Eu só queria mesmo ser mãe.

Desta vez deixei que Bill escolhesse a criança, já que eu havia escolhido a última, aquela que parecia meio nervosa demais o tempo e que finalmente correu pro meio do mato. Bill escolheu uma menina adorável de maria-chiquinha e olhos que pareciam custar caro. Esta criança única é obediente e anseia por agradar. Risada gostosa e saudável. Documentação autenticada inclusa. Uma boa filha, mas não aquela que pedimos.
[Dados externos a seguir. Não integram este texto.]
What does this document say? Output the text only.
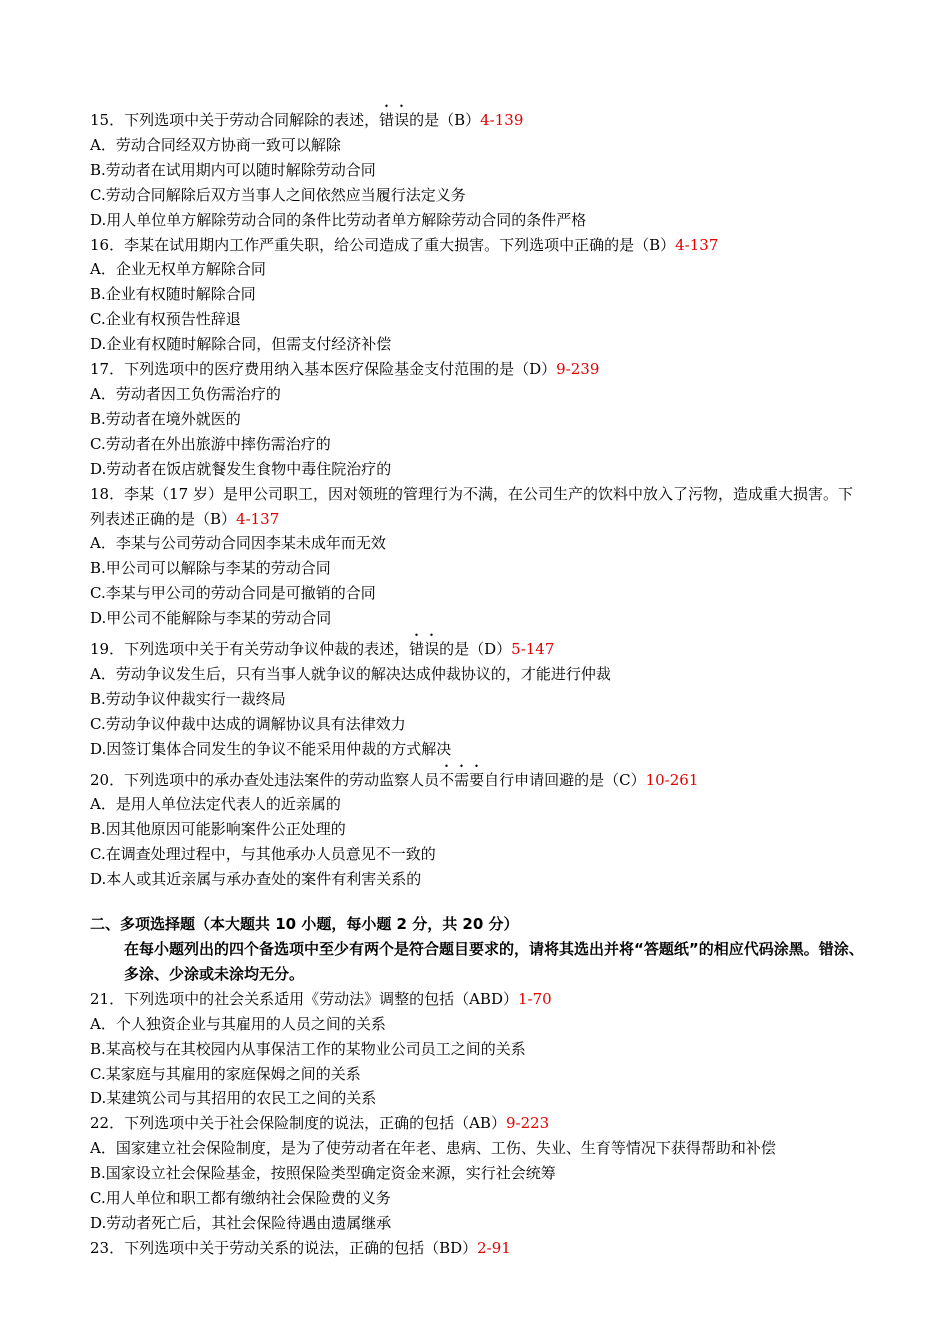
15．下列选项中关于劳动合同解除的表述，错误的是（B）4-139
A．劳动合同经双方协商一致可以解除
B.劳动者在试用期内可以随时解除劳动合同
C.劳动合同解除后双方当事人之间依然应当履行法定义务
D.用人单位单方解除劳动合同的条件比劳动者单方解除劳动合同的条件严格
16．李某在试用期内工作严重失职，给公司造成了重大损害。下列选项中正确的是（B）4-137
A．企业无权单方解除合同
B.企业有权随时解除合同
C.企业有权预告性辞退
D.企业有权随时解除合同，但需支付经济补偿
17．下列选项中的医疗费用纳入基本医疗保险基金支付范围的是（D）9-239
A．劳动者因工负伤需治疗的
B.劳动者在境外就医的
C.劳动者在外出旅游中摔伤需治疗的
D.劳动者在饭店就餐发生食物中毒住院治疗的
18．李某（17 岁）是甲公司职工，因对领班的管理行为不满，在公司生产的饮料中放入了污物，造成重大损害。下列表述正确的是（B）4-137
A．李某与公司劳动合同因李某未成年而无效
B.甲公司可以解除与李某的劳动合同
C.李某与甲公司的劳动合同是可撤销的合同
D.甲公司不能解除与李某的劳动合同
19．下列选项中关于有关劳动争议仲裁的表述，错误的是（D）5-147
A．劳动争议发生后，只有当事人就争议的解决达成仲裁协议的，才能进行仲裁
B.劳动争议仲裁实行一裁终局
C.劳动争议仲裁中达成的调解协议具有法律效力
D.因签订集体合同发生的争议不能采用仲裁的方式解决
20．下列选项中的承办查处违法案件的劳动监察人员不需要自行申请回避的是（C）10-261
A．是用人单位法定代表人的近亲属的
B.因其他原因可能影响案件公正处理的
C.在调查处理过程中，与其他承办人员意见不一致的
D.本人或其近亲属与承办查处的案件有利害关系的
二、多项选择题（本大题共 10 小题，每小题 2 分，共 20 分）
在每小题列出的四个备选项中至少有两个是符合题目要求的，请将其选出并将“答题纸”的相应代码涂黑。错涂、多涂、少涂或未涂均无分。
21．下列选项中的社会关系适用《劳动法》调整的包括（ABD）1-70
A．个人独资企业与其雇用的人员之间的关系
B.某高校与在其校园内从事保洁工作的某物业公司员工之间的关系
C.某家庭与其雇用的家庭保姆之间的关系
D.某建筑公司与其招用的农民工之间的关系
22．下列选项中关于社会保险制度的说法，正确的包括（AB）9-223
A．国家建立社会保险制度，是为了使劳动者在年老、患病、工伤、失业、生育等情况下获得帮助和补偿
B.国家设立社会保险基金，按照保险类型确定资金来源，实行社会统筹
C.用人单位和职工都有缴纳社会保险费的义务
D.劳动者死亡后，其社会保险待遇由遗属继承
23．下列选项中关于劳动关系的说法，正确的包括（BD）2-91
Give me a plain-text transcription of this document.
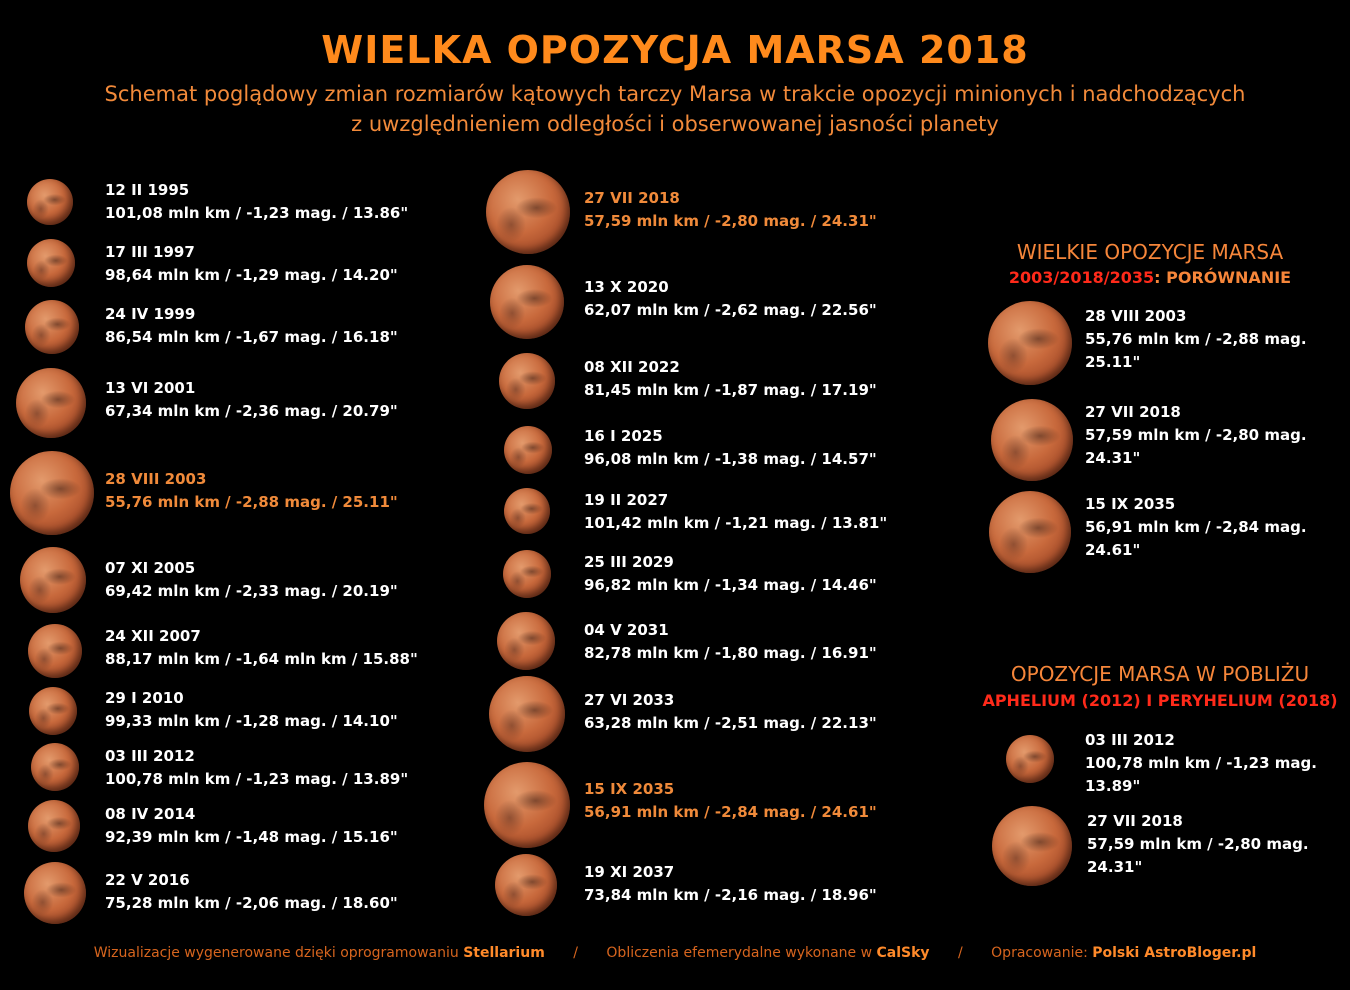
WIELKA OPOZYCJA MARSA 2018
Schemat poglądowy zmian rozmiarów kątowych tarczy Marsa w trakcie opozycji minionych i nadchodzących
z uwzględnieniem odległości i obserwowanej jasności planety
12 II 1995
101,08 mln km / -1,23 mag. / 13.86"
17 III 1997
98,64 mln km / -1,29 mag. / 14.20"
24 IV 1999
86,54 mln km / -1,67 mag. / 16.18"
13 VI 2001
67,34 mln km / -2,36 mag. / 20.79"
28 VIII 2003
55,76 mln km / -2,88 mag. / 25.11"
07 XI 2005
69,42 mln km / -2,33 mag. / 20.19"
24 XII 2007
88,17 mln km / -1,64 mln km / 15.88"
29 I 2010
99,33 mln km / -1,28 mag. / 14.10"
03 III 2012
100,78 mln km / -1,23 mag. / 13.89"
08 IV 2014
92,39 mln km / -1,48 mag. / 15.16"
22 V 2016
75,28 mln km / -2,06 mag. / 18.60"
27 VII 2018
57,59 mln km / -2,80 mag. / 24.31"
13 X 2020
62,07 mln km / -2,62 mag. / 22.56"
08 XII 2022
81,45 mln km / -1,87 mag. / 17.19"
16 I 2025
96,08 mln km / -1,38 mag. / 14.57"
19 II 2027
101,42 mln km / -1,21 mag. / 13.81"
25 III 2029
96,82 mln km / -1,34 mag. / 14.46"
04 V 2031
82,78 mln km / -1,80 mag. / 16.91"
27 VI 2033
63,28 mln km / -2,51 mag. / 22.13"
15 IX 2035
56,91 mln km / -2,84 mag. / 24.61"
19 XI 2037
73,84 mln km / -2,16 mag. / 18.96"
WIELKIE OPOZYCJE MARSA
2003/2018/2035: PORÓWNANIE
28 VIII 2003
55,76 mln km / -2,88 mag.
25.11"
27 VII 2018
57,59 mln km / -2,80 mag.
24.31"
15 IX 2035
56,91 mln km / -2,84 mag.
24.61"
OPOZYCJE MARSA W POBLIŻU
APHELIUM (2012) I PERYHELIUM (2018)
03 III 2012
100,78 mln km / -1,23 mag.
13.89"
27 VII 2018
57,59 mln km / -2,80 mag.
24.31"
Wizualizacje wygenerowane dzięki oprogramowaniu Stellarium / Obliczenia efemerydalne wykonane w CalSky / Opracowanie: Polski AstroBloger.pl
É emocionante, conseguir uma criança assim, em saldo. É como se fosse seu aniversário e você recebesse um presente de formato esquisito embrulhado com um laço bem bonito. O que será que é? Será que é aquilo que você tanto queria? Normalmente estas crianças vêm com uma papelada detalhando o que seus pais buscavam – algo do tipo geninho de cabelo encaracolado exageradamente carinhoso – mas a verdade é que você não tem como saber o que deu certo ou errado. Estas crianças podem crescer e se tornar qualquer coisa! Elas podem fazer algo incrível de suas vidas, ou então se tornarem o tipo de pessoa que arranca as asas de borboletas em risco de extinção. Bill e eu achávamos esta incerteza eletrizante, de certa forma. Ou ao menos mais natural, apesar desta ser uma palavra tão antiquada. Mais ou menos como foram nossas infâncias, de qualquer jeito.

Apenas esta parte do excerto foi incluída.